Caro Soares dos Santos
Caro
Alexandre Soares dos Santos, sou cidadão português e deputado na Assembleia da
República. Sou, portanto, um dos destinatários dos inúmeros conselhos que tanto
gosta de dar aos políticos, aos jovens e aos portugueses em geral. Mas eu também
tenho algumas coisas para lhe dizer. O senhor é um dos poucos vencedores do euro
e das taxas de juro baixas – com uma moeda mais forte que o escudo conseguiu
passar a importar mais barato, e com taxas de juro historicamente baixas,
conseguiu o crédito necessário para, em poucos anos, alargar a todo o país a sua
rede de distribuição e investir no estrangeiro. Pelo caminho, contribuiu
negativamente para o saldo da nossa balança comercial, “aniquilou” o comércio
tradicional e esmagou as margens de lucro dos pequenos produtores agrícolas.

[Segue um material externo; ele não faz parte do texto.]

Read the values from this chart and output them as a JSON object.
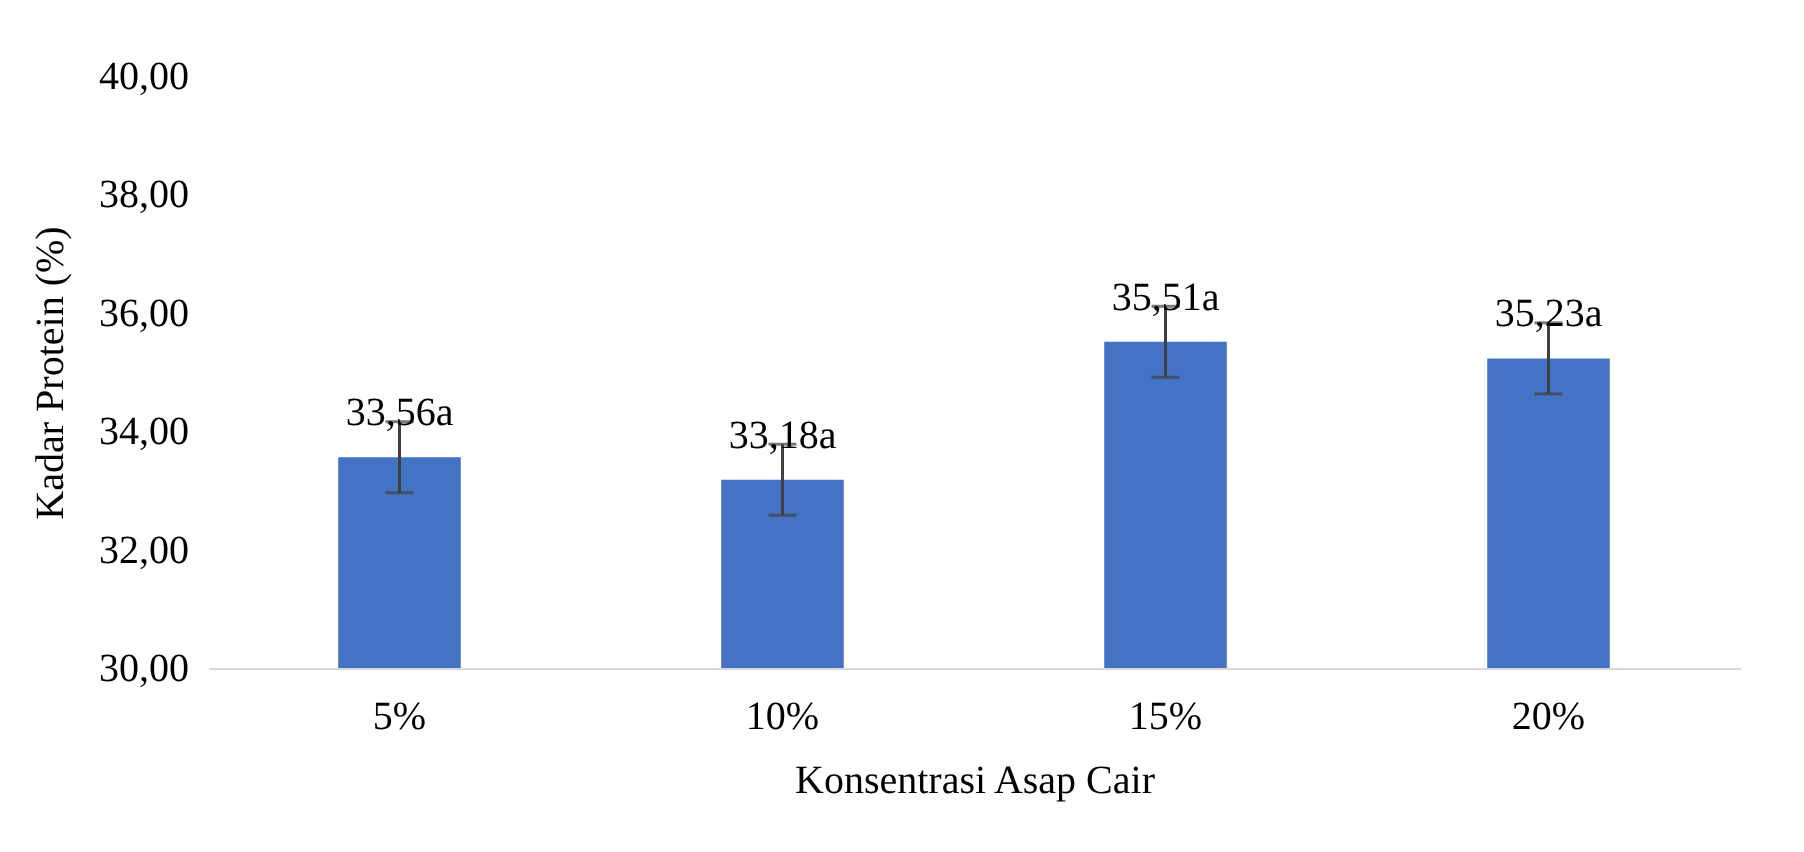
{
  "chart_data": {
    "type": "bar",
    "xlabel": "Konsentrasi Asap Cair",
    "ylabel": "Kadar Protein (%)",
    "categories": [
      "5%",
      "10%",
      "15%",
      "20%"
    ],
    "series": [
      {
        "color": "#4472c4",
        "values": [
          33.56,
          33.18,
          35.51,
          35.23
        ],
        "errors": [
          0.6,
          0.6,
          0.6,
          0.6
        ],
        "value_labels": [
          "33,56a",
          "33,18a",
          "35,51a",
          "35,23a"
        ]
      }
    ],
    "ylim": [
      30,
      40
    ],
    "yticks": [
      {
        "value": 30,
        "label": "30,00"
      },
      {
        "value": 32,
        "label": "32,00"
      },
      {
        "value": 34,
        "label": "34,00"
      },
      {
        "value": 36,
        "label": "36,00"
      },
      {
        "value": 38,
        "label": "38,00"
      },
      {
        "value": 40,
        "label": "40,00"
      }
    ],
    "grid": false
  }
}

Como se isto não fosse suficiente, ainda teve o descaramento de, em plena crise,
transferir a domiciliação fiscal do seu grupo económico para outro país. E
assim, ironicamente, enquanto o povo português faz das tripas coração para pagar
esta crise, o senhor (ao que parece, um dos homens mais ricos do mundo) deixa de
pagar em Portugal os impostos que eram devidos pelo lucro obtido cá, para pagar
menos na Holanda. Encontrou ainda, apesar de a economia portuguesa estar em
recessão, uma oportunidade de negócio em mais um sector protegido da
concorrência internacional – depois de o sector da distribuição, o sector da
saúde – montando uma rede de clínicas médicas low cost. À luz deste
investimento, compreendem-se melhor as críticas que faz à “subsidiodependência”,
ou quando afirma que “andamos sempre a mamar na teta do Estado” – quanto menos o
Estado investir no Serviço Nacional de Saúde, maior será o número dos seus
clientes, correcto? Caro Alexandre Soares dos Santos, permita-me a ousadia de
lhe dar um conselho: use parte da fortuna que amealhou neste país para investir
na indústria. Desenvolva, por exemplo, uma bicicleta eléctrica: proponha-se
entrar no capital de uma empresa portuguesa de bicicletas já existente, contrate
uma equipa de jovens engenheiros para conceberem baterias eléctricas, invista no
design da bicicleta e na sua promoção e use a rede de distribuição de que dispõe
para as lançar no mercado. Arrisque, mostre que também é capaz de produzir
coisas e de as exportar; como fazem já os empresários do sector do calçado, que
desenvolvem produtos reconhecidos internacionalmente, que correm meio mundo para
garantir encomendas e ainda contribuem para o aumento da produção nacional e
positivamente para o saldo da nossa balança comercial.